Clearly Innovative, a Black-owned tech firm in Washington, D.C., beat out 30,000 other businesses across the country to win a competitive $100,000 grant.
Chase bank recognized, earlier this month, the Web and mobile development business as one of its 2015 Mission Main Street Grants recipients, making it the first Beltway-area recipient since the grant program’s inception in 2012. “It validates what we are doing because if a national organization picks us out of thousands of applicants, it should be clear that we are doing something right,” said Aaron Saunder, CEO of Clearly Innovative, told the AFRO in an e-mail.
Clearly Innovative facilitates digital entrepreneurship by taking a client’s idea for a product and bringing it to fruition through Web and mobile technology. “You come to us with an idea on a napkin and we can work with you to make it a reality,” Saunders said.
Perhaps more importantly, however, the company exposes non-traditional talent – particularly minorities who are rarities in the STEM fields – to opportunities in the tech world. In addition to teaching mobile development at Howard University, a historically Black institution in the District, Saunders also tries to expose young people to the tech arena through his company’s Luma Lab program.
“We hire people with non-traditional background and teach them to be part of the Clearly Innovative team,” said Saunders. For example, Clearly Innovative hires from the Summer Youth Employment Program in D.C. every year and it hired two developers from Howard University during the summer.
“We also, through our Luma Lab initiative, teach about collaboration, innovation and technology,” he added. “We expose our students to technology from a problem-solving perspective instead of a pure technology perspective. We impress upon them that you don’t have to be a coder to be part of the tech ecosystem. There is a need for project managers, testers, designer . . . all of these people make up a successful product team and they are not coding.”

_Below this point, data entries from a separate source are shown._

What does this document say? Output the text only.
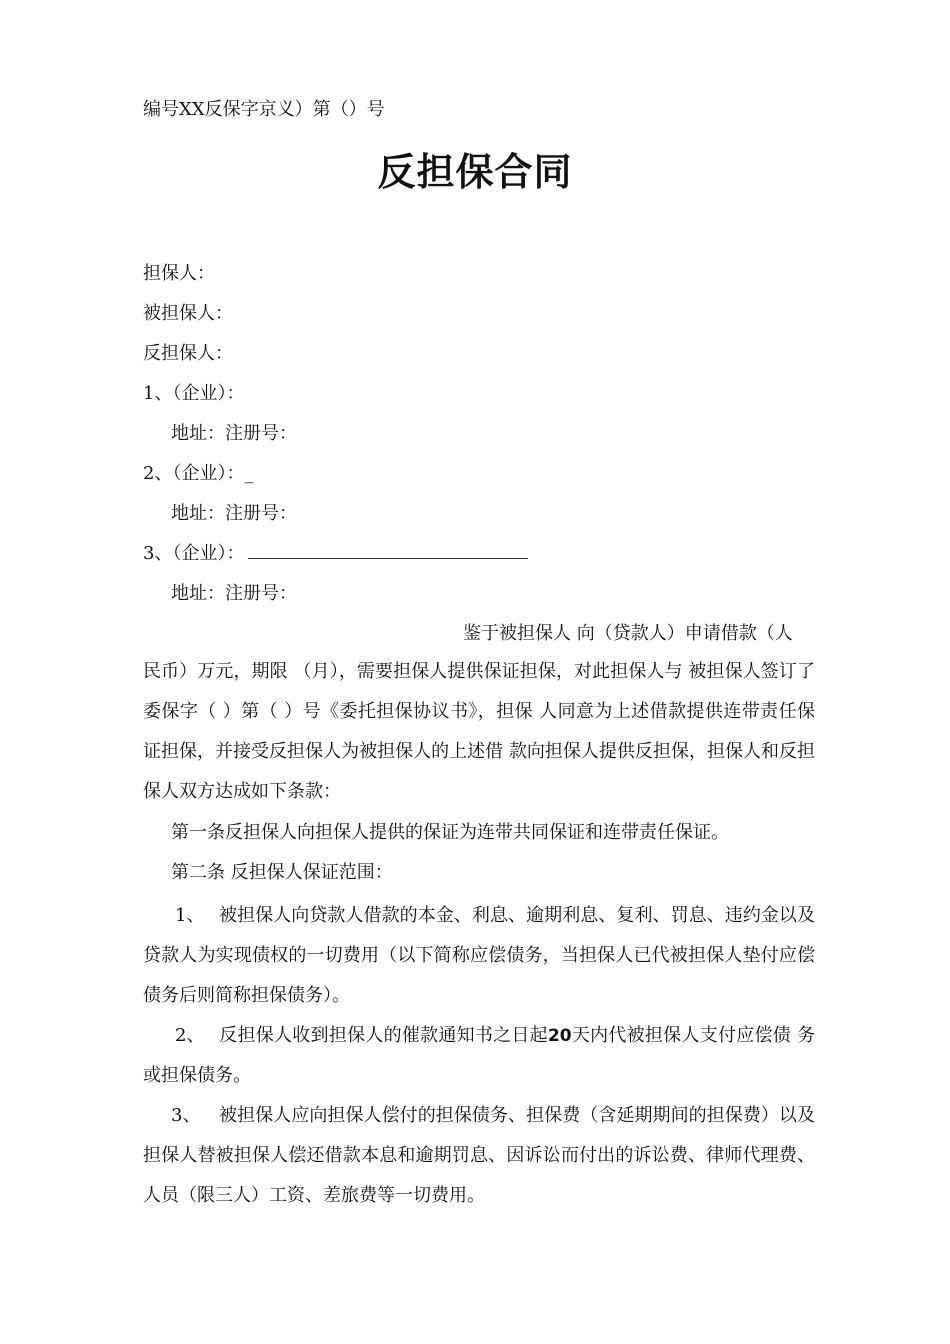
编号XX反保字京义）第（）号
反担保合同
担保人：
被担保人：
反担保人：
1、（企业）：
地址：注册号：
2、（企业）：_
地址：注册号：
3、（企业）：
地址：注册号：
鉴于被担保人 向（贷款人）申请借款（人
民币）万元，期限 （月），需要担保人提供保证担保，对此担保人与 被担保人签订了 委保字（ ）第（ ）号《委托担保协议书》，担保 人同意为上述借款提供连带责任保证担保，并接受反担保人为被担保人的上述借 款向担保人提供反担保，担保人和反担保人双方达成如下条款：
第一条反担保人向担保人提供的保证为连带共同保证和连带责任保证。
第二条 反担保人保证范围：
1、 被担保人向贷款人借款的本金、利息、逾期利息、复利、罚息、违约金以及贷款人为实现债权的一切费用（以下简称应偿债务，当担保人已代被担保人垫付应偿债务后则简称担保债务）。
2、 反担保人收到担保人的催款通知书之日起20天内代被担保人支付应偿债 务或担保债务。
3、 被担保人应向担保人偿付的担保债务、担保费（含延期期间的担保费）以及担保人替被担保人偿还借款本息和逾期罚息、因诉讼而付出的诉讼费、律师代理费、人员（限三人）工资、差旅费等一切费用。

Saunders said he also provides non-technical information to his students, such as the peculiar challenges faced by minorities in the tech field and advice on how to traverse its rocky terrain. “We have struggled and I don’t believe we are as successful as we could be if there wasn’t an issue of diversity in the tech space,” Saunders said. Though thankful for the success, he added, “I know there are still many challenges ahead I hope that I can be an example for other so that this process will be easier for those who follow.”
Janis Bowdler, head of Community Development for Global Philanthropy, JPMorgan Chase, said Clearly Innovative was an ideal candidate for Mission Main Street, an initiative to increase awareness about the important role small businesses play in local communities and to help small businesses grow. “Small businesses are vital economic pillars of local communities. The jobs, products and services provided by small businesses throughout the U.S. help build and sustain neighborhoods where people can thrive,” Bowdler told the AFRO.
“Clearly Innovative’s profound commitment to youth outreach and development resonated deeply with our selection committee. This is a business that functions to serve both its customers and its community, and in doing so is expanding access to a lucrative skill set for young people in underserved areas,” Bowdler added. “The company’s unique combination of creativity, innovation and education is a business model Chase wants to celebrate and support.”
Saunders said he plans to use the $100,000 grant to make their education initiative a full-time project instead of pulling resources from other tasks and requiring support from volunteers. “I believe that we are leading the way for the next generation; we are showing that you can run a business and give back no matter how small your organization is,” he said. “We are also showing that there are capable people of color who can work in the technology space.. . . The tech industry needs to make an intentional effort to increase diversity and it goes beyond shipping people of color out to Silicon Valley.”